I was staying with a friend in Los Angeles in 1983, documenting the punk scene when I saw a story in LA Weekly about this Mexican American gang the Hoyo Maravilla. Nobody much thought about East LA and the different communities there. I was fascinated by this culture that I, especially being British, wasn’t aware of.
I tracked down the story’s writer and he agreed to introduce me. I brought along a box of my prints of punks, mods and rockabillies that I’d been documenting in London for magazines such as the Face and Melody Maker and I said: “These are the gangs of London. I’d like to take photographs of you to show to the kids in London what’s going on in LA.” I spent much of that summer hanging out in a hot, dusty park that was the gathering spot for the Hoyo Maravilla.
I didn’t know this at the time, but the gang was in a turf war and it was a pretty dangerous place. To me, the gang seemed more like a big family. I’d start chatting to the kids and they’d say: “Do you want to come to my house and meet my grandma?” One time, some of the guys were doing graffiti while I took pictures, and the cops came. They rushed me into their mum’s house and she hid me in the closet because she didn’t want me to get arrested. Documentary and portrait photographers are not always sensible. Even recently, during the Covid pandemic, a lot of concerned friends have said to me: “What? You’re out photographing demonstrations, with all these people?”
The women in this picture called themselves the Rivera Bad Girls. Their makeup, their style, their eyebrows – everything about them looks amazing and very different from the punks and the hip-hop kids I’d been photographing.
I tried to sell the pictures as a photo essay to Rolling Stone, Village Voice, everybody – but nobody in England or America was interested. So the photos sat on my shelf until 2011, when Dashwood Books in New York published them. The book, El Hoyo Maravilla, got a lot of play on social media and one of the girls in the photo contacted me, then one of the guys, and I ended up shipping prints to them.

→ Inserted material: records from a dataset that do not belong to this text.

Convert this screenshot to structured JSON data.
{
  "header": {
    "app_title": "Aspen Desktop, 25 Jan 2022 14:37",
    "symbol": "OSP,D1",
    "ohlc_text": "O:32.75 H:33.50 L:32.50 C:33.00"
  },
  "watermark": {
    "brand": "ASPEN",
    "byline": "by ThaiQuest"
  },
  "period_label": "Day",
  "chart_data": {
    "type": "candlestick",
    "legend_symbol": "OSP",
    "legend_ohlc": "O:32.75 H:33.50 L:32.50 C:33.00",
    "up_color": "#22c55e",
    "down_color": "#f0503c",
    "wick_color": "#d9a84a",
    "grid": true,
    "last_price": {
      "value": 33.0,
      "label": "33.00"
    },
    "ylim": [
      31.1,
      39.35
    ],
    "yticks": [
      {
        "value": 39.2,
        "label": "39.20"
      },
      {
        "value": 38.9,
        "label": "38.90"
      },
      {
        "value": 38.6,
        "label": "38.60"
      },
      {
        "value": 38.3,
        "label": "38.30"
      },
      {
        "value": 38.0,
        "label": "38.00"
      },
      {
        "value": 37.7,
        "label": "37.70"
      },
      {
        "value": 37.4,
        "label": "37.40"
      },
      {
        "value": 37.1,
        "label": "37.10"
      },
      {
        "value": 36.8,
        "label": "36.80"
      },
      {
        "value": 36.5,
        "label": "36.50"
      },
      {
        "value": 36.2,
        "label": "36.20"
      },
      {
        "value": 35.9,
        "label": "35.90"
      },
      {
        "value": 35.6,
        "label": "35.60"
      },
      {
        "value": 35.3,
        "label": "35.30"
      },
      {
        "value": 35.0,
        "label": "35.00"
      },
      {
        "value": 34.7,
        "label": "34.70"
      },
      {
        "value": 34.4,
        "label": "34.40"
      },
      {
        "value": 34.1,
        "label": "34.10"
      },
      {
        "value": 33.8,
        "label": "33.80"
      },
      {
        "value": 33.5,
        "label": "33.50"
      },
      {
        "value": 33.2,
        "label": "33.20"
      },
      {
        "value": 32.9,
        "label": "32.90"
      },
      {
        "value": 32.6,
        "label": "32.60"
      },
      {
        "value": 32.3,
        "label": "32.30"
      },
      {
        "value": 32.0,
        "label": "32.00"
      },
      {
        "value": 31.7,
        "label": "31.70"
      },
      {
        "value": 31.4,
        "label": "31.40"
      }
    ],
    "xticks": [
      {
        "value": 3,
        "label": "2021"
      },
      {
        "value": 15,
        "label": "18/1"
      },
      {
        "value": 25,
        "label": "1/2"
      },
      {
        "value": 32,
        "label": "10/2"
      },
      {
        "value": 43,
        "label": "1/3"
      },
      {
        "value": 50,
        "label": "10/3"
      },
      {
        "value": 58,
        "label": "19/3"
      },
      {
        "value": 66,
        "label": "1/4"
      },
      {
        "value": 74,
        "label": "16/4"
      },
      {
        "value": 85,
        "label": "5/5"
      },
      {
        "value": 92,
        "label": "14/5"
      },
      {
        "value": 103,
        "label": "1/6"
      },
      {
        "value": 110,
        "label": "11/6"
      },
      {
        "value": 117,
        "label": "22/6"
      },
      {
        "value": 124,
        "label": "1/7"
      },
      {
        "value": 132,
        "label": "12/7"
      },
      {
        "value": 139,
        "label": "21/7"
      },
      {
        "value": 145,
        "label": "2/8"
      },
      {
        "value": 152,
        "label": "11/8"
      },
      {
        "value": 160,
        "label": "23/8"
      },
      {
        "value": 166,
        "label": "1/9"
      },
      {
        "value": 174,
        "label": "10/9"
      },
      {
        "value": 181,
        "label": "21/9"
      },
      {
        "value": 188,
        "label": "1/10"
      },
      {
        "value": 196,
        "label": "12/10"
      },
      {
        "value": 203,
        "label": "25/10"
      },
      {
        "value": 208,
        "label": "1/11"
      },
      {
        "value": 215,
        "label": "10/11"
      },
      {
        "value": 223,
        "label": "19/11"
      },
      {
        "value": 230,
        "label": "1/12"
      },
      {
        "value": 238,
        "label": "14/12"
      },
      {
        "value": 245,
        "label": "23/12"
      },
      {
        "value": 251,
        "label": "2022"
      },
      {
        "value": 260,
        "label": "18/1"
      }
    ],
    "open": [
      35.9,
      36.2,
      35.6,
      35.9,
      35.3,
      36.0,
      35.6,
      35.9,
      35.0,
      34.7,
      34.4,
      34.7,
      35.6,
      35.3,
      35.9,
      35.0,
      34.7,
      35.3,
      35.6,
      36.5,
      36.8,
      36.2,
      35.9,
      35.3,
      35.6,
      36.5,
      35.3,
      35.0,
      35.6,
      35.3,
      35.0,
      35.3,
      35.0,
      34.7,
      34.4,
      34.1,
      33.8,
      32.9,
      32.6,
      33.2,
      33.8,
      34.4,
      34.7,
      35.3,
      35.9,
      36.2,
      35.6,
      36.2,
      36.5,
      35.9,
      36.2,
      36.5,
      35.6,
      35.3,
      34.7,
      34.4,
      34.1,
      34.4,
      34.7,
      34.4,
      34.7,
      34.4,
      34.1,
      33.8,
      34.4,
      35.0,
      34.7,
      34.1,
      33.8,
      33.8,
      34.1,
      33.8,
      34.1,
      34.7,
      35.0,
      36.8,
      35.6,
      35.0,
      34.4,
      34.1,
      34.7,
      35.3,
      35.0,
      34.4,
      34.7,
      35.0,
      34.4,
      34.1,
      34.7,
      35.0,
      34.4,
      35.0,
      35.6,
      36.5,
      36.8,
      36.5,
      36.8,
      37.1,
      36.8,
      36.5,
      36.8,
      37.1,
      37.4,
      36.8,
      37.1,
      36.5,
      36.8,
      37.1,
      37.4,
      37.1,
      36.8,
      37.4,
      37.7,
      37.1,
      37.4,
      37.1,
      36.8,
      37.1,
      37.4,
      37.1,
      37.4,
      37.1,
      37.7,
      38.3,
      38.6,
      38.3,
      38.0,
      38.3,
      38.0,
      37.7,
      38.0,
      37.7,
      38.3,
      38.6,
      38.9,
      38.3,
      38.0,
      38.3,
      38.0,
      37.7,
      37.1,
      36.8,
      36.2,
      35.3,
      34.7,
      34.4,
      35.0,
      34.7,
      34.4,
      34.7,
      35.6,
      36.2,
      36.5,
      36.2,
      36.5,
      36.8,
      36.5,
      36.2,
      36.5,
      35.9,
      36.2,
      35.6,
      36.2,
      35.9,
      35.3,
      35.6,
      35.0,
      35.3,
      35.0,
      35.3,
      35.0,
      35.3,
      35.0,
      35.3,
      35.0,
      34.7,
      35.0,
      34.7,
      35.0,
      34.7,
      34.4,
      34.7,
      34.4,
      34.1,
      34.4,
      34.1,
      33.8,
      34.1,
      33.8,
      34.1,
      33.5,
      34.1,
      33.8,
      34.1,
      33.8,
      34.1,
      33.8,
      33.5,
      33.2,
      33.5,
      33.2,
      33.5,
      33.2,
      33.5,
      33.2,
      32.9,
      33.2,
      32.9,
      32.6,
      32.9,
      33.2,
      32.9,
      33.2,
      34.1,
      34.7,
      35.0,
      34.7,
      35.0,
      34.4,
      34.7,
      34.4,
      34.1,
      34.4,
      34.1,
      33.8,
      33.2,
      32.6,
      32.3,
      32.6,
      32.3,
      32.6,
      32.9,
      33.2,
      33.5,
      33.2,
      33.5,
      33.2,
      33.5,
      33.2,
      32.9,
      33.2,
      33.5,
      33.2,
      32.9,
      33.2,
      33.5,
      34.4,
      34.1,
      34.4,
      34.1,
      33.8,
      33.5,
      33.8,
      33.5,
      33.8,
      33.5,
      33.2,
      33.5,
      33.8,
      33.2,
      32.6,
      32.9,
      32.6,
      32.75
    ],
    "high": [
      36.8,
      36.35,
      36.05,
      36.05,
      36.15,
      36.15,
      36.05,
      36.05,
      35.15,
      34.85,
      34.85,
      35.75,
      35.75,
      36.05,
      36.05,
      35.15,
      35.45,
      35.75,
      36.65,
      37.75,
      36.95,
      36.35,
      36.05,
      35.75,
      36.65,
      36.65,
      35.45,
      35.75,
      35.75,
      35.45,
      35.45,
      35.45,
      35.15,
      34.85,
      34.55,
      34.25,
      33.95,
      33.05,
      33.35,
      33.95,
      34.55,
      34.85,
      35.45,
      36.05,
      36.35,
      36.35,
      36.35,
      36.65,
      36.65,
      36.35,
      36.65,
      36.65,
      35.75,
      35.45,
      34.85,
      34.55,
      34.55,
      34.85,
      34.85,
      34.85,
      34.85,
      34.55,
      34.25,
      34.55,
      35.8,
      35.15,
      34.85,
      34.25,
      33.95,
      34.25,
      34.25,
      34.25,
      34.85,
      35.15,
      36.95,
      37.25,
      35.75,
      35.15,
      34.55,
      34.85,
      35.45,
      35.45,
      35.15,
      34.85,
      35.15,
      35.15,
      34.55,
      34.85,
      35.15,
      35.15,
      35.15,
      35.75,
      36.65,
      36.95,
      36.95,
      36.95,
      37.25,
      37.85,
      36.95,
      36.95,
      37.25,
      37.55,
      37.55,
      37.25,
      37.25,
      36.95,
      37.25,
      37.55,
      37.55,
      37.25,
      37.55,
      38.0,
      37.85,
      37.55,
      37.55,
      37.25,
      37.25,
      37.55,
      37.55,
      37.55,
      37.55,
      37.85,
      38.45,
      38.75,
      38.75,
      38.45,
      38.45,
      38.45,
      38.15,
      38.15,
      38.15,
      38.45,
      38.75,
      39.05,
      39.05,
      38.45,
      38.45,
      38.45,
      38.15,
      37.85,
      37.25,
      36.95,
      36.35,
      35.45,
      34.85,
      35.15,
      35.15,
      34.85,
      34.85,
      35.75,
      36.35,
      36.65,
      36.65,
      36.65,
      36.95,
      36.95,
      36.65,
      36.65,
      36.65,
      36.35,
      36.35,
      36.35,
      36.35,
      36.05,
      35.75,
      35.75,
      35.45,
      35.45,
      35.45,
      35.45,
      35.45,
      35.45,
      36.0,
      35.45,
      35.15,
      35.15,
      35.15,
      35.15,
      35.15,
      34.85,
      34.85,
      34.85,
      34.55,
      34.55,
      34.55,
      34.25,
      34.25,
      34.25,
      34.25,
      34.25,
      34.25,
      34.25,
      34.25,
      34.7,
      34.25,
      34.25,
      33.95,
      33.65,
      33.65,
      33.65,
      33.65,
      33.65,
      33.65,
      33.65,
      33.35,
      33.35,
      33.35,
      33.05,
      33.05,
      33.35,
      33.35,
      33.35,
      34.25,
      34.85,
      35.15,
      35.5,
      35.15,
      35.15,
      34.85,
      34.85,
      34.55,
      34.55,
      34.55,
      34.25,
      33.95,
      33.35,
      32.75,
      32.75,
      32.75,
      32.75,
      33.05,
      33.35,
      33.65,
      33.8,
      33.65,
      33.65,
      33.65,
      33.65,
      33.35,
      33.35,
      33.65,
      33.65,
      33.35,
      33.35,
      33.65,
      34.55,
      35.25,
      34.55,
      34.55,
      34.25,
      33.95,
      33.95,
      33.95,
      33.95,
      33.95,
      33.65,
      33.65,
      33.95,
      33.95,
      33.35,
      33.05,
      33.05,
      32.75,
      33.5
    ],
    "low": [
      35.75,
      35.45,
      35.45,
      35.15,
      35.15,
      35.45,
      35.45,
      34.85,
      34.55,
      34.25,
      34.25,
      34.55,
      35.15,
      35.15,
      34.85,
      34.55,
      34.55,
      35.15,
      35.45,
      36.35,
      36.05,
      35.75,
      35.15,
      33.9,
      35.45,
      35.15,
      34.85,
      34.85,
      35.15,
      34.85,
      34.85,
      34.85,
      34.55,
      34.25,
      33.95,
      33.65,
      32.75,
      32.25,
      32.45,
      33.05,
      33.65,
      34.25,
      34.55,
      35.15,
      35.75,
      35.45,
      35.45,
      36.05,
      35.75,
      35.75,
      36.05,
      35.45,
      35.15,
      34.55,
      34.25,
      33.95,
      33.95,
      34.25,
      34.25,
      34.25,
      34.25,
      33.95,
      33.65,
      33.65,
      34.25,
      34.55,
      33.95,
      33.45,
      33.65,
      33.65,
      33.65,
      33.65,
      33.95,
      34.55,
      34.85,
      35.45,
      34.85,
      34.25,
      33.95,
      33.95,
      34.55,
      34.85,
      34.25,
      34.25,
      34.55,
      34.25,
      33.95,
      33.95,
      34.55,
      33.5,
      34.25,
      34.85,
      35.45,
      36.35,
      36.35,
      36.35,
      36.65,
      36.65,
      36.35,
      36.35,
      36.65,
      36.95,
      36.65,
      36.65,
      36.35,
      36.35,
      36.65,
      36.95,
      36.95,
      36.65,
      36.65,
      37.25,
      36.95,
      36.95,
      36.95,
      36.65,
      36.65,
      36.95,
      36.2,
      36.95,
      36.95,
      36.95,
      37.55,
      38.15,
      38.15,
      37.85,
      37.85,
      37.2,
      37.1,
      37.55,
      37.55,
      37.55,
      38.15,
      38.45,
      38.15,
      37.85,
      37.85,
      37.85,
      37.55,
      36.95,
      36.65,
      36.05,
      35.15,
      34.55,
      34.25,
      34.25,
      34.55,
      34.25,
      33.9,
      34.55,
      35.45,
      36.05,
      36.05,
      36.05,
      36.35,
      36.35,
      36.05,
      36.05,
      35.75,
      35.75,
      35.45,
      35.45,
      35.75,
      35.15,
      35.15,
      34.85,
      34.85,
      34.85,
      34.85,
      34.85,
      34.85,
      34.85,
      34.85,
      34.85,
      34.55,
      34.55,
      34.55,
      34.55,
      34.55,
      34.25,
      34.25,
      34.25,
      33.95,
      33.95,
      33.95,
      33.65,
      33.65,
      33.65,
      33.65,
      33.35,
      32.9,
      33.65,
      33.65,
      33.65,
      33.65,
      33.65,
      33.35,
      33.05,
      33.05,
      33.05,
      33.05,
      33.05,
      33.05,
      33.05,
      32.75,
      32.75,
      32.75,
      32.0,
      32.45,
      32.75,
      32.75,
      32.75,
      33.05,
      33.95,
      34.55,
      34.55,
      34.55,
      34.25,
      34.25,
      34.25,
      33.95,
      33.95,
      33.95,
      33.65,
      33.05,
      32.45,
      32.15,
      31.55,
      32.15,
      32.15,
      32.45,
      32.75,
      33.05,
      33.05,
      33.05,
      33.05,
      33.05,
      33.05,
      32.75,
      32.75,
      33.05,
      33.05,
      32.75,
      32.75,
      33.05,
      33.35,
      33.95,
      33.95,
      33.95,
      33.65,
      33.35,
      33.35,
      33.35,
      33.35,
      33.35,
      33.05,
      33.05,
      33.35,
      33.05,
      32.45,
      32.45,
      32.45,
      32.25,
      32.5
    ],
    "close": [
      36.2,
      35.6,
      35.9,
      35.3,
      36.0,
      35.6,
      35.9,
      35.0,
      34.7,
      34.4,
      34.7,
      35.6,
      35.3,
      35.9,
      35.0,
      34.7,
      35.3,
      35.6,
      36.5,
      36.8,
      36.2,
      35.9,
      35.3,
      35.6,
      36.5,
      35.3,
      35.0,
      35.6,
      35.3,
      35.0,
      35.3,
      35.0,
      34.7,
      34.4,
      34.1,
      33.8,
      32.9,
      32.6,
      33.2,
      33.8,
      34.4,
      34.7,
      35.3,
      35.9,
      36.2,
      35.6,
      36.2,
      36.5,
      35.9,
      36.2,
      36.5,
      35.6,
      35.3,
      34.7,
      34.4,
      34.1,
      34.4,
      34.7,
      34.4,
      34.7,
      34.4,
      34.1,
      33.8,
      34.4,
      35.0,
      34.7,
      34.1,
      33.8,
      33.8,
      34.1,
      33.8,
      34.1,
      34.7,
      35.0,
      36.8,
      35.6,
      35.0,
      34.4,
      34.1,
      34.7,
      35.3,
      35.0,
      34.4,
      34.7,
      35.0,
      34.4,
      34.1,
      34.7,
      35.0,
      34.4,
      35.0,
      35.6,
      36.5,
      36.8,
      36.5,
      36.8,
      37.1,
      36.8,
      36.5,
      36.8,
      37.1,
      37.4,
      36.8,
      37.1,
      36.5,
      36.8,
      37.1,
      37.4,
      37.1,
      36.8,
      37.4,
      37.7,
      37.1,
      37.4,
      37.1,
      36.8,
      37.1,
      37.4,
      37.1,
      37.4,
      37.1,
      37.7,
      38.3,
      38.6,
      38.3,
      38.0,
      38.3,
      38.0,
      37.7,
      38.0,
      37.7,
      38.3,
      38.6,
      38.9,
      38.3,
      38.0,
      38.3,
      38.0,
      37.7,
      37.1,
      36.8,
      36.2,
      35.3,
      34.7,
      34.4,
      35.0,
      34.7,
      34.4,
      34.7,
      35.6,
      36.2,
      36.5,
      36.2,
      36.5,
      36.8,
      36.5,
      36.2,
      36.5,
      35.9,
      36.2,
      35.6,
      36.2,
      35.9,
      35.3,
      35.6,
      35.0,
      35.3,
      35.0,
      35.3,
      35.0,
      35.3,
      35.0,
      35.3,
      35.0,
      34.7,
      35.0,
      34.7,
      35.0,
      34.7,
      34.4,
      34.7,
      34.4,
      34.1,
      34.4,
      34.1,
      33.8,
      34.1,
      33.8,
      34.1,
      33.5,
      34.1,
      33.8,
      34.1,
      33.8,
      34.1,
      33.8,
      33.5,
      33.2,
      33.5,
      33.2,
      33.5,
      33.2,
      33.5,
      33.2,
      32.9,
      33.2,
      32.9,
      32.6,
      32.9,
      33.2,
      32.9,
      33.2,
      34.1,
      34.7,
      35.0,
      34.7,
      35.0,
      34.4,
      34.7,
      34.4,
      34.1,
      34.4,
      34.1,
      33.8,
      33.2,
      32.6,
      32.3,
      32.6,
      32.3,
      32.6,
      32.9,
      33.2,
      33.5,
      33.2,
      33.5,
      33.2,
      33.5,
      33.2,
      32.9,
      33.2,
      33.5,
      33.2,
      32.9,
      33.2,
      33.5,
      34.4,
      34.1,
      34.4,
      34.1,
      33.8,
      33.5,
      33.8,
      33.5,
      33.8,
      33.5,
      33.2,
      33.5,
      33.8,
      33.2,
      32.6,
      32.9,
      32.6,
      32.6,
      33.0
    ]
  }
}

Another former gang member contacted me on Instagram today. It’s exciting to hear from them all. You go into a community, you take pictures, and then you’re gone. Then 30-plus years later, you feel like you can give something back. When I had an exhibition in LA in 2013, I invited the ladies, who still live in that neighbourhood. It was a huge opening with a big party in the parking lot with DJs, and they were the stars of the show.
They’ve all done really well. One of them works for the district attorney’s office. One works for the gang rehabilitation group Homeboy Industries, and the other works in human resources and drives a Mercedes. But they told me that 90% of the people who were in my book were either in jail or had been killed. One of their husbands was killed and she had remarried. I visited her at home and she had my photo in the bedroom. We had a long, giggly, discussion. I thought I’d done the photos in 1982 but she said: “What colour was the car? If it was blue, it was 1983.” Somebody had been shot in the car, and it was covered in blood, and they had to repaint it.
My photographs are a collaboration between me and the subjects. You want to talk to them and find out who they are, and then take a picture. I don’t really pose people. I like them to be comfortable in their own skin. These girls posed themselves, which is why there’s an honesty to it. Respect and communication go a long way. When I was photographing the hip-hop scene, I’d go to the Bronx and people would say: “You ain’t from here are you?” As a woman, I’m not intimidating, and they somehow respect you for being there and not being scared.
I was using a Hasselblad camera at the time. Most people had never seen a camera that looked like that. You don’t pull it up to your eye – you look down at it. I bought it in 1978 for my first album cover commission, for an unknown band called the Police. Album covers are square, so I thought I’d better buy a square-format camera, and then I fell in love with it. You could make huge, beautiful prints because the negative is bigger than a 35mm negative. A lot of the classic pictures I shot during the hip-hop era – Salt-N-Pepa, Run DMC – were done with that camera. You can’t just go click, click, click. You look, you take your time; it’s a different way of photographing people.